The village is recorded in the Domesday Book as including the presence of a church, possibly wooden; however the nave of the Church of St Luke and St Andrew was added in the 12th century, and the church has a tower dating from the 15th century. It has been designated by English Heritage as a Grade I listed building. It is crowned with a disproportionately large weather vane given as a gift by the lord of the manor in 1813.

The manor was held by the Prior of Bath Abbey until the dissolution of the monasteries, passing into the hands of the laity. From the 18th century to 20th centuries it was held by the Jenkins family.

Priston Mill was given by the monks of Bath Abbey in 931. It is powered by a 25 ft overshot water wheel.

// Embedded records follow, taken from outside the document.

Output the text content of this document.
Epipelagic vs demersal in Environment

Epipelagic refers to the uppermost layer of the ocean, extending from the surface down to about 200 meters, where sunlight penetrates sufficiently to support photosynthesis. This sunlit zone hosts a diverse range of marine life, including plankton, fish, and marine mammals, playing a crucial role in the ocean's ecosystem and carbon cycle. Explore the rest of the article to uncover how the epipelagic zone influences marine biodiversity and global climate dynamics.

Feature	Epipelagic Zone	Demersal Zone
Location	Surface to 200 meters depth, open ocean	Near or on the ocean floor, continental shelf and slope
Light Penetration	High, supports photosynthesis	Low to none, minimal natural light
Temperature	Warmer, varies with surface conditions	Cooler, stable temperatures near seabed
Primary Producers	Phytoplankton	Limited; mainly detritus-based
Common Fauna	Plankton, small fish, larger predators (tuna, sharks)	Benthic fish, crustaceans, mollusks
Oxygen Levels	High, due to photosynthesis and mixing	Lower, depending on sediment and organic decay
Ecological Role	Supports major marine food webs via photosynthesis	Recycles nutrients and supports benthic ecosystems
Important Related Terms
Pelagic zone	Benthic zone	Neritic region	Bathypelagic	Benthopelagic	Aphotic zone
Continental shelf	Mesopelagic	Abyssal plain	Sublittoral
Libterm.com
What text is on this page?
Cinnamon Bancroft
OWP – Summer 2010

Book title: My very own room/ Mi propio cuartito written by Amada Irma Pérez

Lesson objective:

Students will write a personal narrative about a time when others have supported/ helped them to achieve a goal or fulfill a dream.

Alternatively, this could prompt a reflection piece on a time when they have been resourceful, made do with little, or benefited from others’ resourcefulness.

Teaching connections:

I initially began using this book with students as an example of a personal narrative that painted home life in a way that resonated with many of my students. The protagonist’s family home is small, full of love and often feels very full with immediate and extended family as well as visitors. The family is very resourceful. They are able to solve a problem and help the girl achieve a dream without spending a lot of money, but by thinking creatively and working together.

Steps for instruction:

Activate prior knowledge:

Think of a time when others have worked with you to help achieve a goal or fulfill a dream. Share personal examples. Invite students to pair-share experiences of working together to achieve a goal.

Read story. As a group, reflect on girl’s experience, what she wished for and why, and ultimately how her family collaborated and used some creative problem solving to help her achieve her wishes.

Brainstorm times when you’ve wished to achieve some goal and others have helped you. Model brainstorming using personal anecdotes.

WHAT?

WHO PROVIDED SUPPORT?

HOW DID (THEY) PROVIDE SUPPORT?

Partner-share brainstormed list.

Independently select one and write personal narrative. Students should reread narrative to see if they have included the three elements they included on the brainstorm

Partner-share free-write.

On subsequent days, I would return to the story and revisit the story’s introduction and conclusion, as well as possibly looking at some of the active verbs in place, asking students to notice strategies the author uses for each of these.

The present building dates from the late 18th or early 19th century and is maintained in working condition. The associated tithe barn was built around 1700 and is currently used as a wedding and conference venue.

Priston was in Keynsham Poor Law Union, with records showing it had a population of 292 in 1861, including the hamlet of Wilmington.

Priston was the site of a mine on the Somerset coalfield. The mine closed in 1930.

==Governance==
The parish falls within the unitary authority of Bath and North East Somerset which was created in 1996, as established by the Local Government Act 1992. Before 1974 the parish was part of the Bathavon Rural District.

The parish is represented in the House of Commons of the Parliament of the United Kingdom as part of Frome and East Somerset.